Un menu de fête, c'est un repas pensé pour les invités et non pour les habitudes de la semaine : plusieurs plats ou une table de mets à partager, une pièce maîtresse qui donne à la soirée son air d'occasion, et assez de choses préparées à l'avance pour que l'hôte puisse lui aussi s'asseoir. Ce guide explique comment composer ce menu pour un anniversaire, un dîner entre amis ou une fête de famille, quelles quantités prévoir, comment différents pays dressent une table de fête et comment mettre le couvert. Chaque plat cité renvoie à une recette complète.
Composer un menu de fête sans rester coincé en cuisine
La plupart des menus de fête ratent pour la même raison : tous les plats réclament la cuisinière dans la dernière heure. La solution consiste à organiser le repas selon le temps de préparation, pas selon l'ordre des plats.
Choisissez un seul plat vedette qui demande votre attention à la fin, par exemple un rôti qui doit reposer, une sauce déglacée dans la poêle ou une fournée de beignets. Tout le reste doit supporter l'attente, voire y gagner : des salades meilleures après une nuit au réfrigérateur, des plats mijotés qui se réchauffent, des desserts qui doivent de toute façon prendre au froid. Une règle simple : un plat chaud de dernière minute, deux ou trois préparations terminées la veille, et de quoi grignoter dès l'arrivée des invités.
Une structure classique ressemble à ceci :
- de quoi grignoter avec le premier verre (tartinades, feuilletés, pickles, bruschetta) ;
- une entrée ou un assortiment de salades ;
- un plat principal avec deux accompagnements, l'un féculent, l'autre frais ;
- un dessert, idéalement préparé la veille ;
- une boisson sans alcool qui ne soit pas simplement de l'eau, pour ceux qui conduisent, les enfants et tous ceux qui ne boivent pas.
Pour l'apéritif, une trempette épinards-artichauts, du houmous, une bruschetta à l'italienne ou des croquetas de jamón espagnoles font toutes l'affaire. Les œufs mimosa au chipotle peuvent être garnis le matin et gardés au frais.

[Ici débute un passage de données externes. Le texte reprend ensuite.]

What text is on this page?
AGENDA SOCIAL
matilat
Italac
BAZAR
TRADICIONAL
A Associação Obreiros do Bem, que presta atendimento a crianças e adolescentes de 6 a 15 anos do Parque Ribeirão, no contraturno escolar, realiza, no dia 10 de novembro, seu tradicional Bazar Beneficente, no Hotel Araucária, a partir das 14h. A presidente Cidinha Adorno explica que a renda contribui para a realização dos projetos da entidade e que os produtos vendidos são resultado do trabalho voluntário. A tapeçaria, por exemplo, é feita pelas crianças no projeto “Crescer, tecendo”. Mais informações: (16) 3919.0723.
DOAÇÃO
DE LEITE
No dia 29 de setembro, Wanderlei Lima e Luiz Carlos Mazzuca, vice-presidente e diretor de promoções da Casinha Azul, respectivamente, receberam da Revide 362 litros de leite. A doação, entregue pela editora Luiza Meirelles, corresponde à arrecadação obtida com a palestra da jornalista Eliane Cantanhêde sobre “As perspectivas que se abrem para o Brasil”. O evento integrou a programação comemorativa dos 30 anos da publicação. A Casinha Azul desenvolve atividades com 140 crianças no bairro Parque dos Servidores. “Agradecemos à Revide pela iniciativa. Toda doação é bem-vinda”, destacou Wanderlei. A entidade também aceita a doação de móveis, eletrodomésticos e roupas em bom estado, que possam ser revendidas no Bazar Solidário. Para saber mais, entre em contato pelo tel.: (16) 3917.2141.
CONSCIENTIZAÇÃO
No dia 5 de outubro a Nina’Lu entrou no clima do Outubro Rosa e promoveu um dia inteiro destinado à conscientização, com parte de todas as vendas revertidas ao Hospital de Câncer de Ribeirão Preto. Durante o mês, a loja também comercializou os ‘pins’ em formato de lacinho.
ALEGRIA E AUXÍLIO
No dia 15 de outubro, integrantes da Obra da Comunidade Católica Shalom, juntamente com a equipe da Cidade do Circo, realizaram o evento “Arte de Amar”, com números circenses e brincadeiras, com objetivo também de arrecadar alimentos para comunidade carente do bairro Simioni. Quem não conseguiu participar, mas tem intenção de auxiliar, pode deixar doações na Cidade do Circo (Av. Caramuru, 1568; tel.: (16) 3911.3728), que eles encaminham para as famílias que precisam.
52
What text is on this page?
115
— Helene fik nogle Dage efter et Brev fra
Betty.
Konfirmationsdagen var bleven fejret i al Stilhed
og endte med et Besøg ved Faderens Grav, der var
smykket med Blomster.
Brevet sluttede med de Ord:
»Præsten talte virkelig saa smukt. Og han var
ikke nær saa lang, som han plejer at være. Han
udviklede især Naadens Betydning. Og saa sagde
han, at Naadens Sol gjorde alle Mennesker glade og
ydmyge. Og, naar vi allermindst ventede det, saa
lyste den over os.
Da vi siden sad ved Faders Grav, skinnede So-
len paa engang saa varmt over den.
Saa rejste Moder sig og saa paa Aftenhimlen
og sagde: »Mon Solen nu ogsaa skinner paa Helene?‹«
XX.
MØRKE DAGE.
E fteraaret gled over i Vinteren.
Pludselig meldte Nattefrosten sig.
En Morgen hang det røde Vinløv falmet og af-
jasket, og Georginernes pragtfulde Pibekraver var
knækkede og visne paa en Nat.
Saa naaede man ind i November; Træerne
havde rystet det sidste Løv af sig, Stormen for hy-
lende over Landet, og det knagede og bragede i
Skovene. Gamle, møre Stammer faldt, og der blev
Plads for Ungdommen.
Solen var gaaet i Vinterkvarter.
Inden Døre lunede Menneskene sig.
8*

Quelles quantités prévoir par invité
C'est la question que se pose chaque hôte, et que la plupart des recettes laissent de côté. Voici les quantités de travail qu'utilisent les traiteurs pour un adulte lors d'un dîner en plusieurs plats ; pour un repas à plat unique, comptez environ un tiers de plus.
| Plat | Par invité |
|---|---|
| Viande ou poisson sans os, plat principal | 180–220 g cru |
| Rôti avec os (jambon, gigot, volaille entière) | 350–450 g cru |
| Accompagnement féculent (pommes de terre, riz, pâtes) | 150–200 g cuit |
| Légumes d'accompagnement ou salade | 100–150 g |
| Amuse-bouches avant le repas | 4–6 petites pièces |
| Gâteau | un gâteau de 24 cm donne 10–12 parts |
| Pain | 1–2 tranches ou petits pains |
| Vin, s'il y en a | environ une demi-bouteille sur la soirée |
Un enfant mange à peu près la moitié d'une portion adulte. Arrondissez toujours d'une portion pour l'invité qui débarque à l'improviste, et choisissez des plats dont les restes feront plaisir le lendemain : les golubtsy, le bœuf bourguignon et les lasagnes sont tous meilleurs le deuxième jour.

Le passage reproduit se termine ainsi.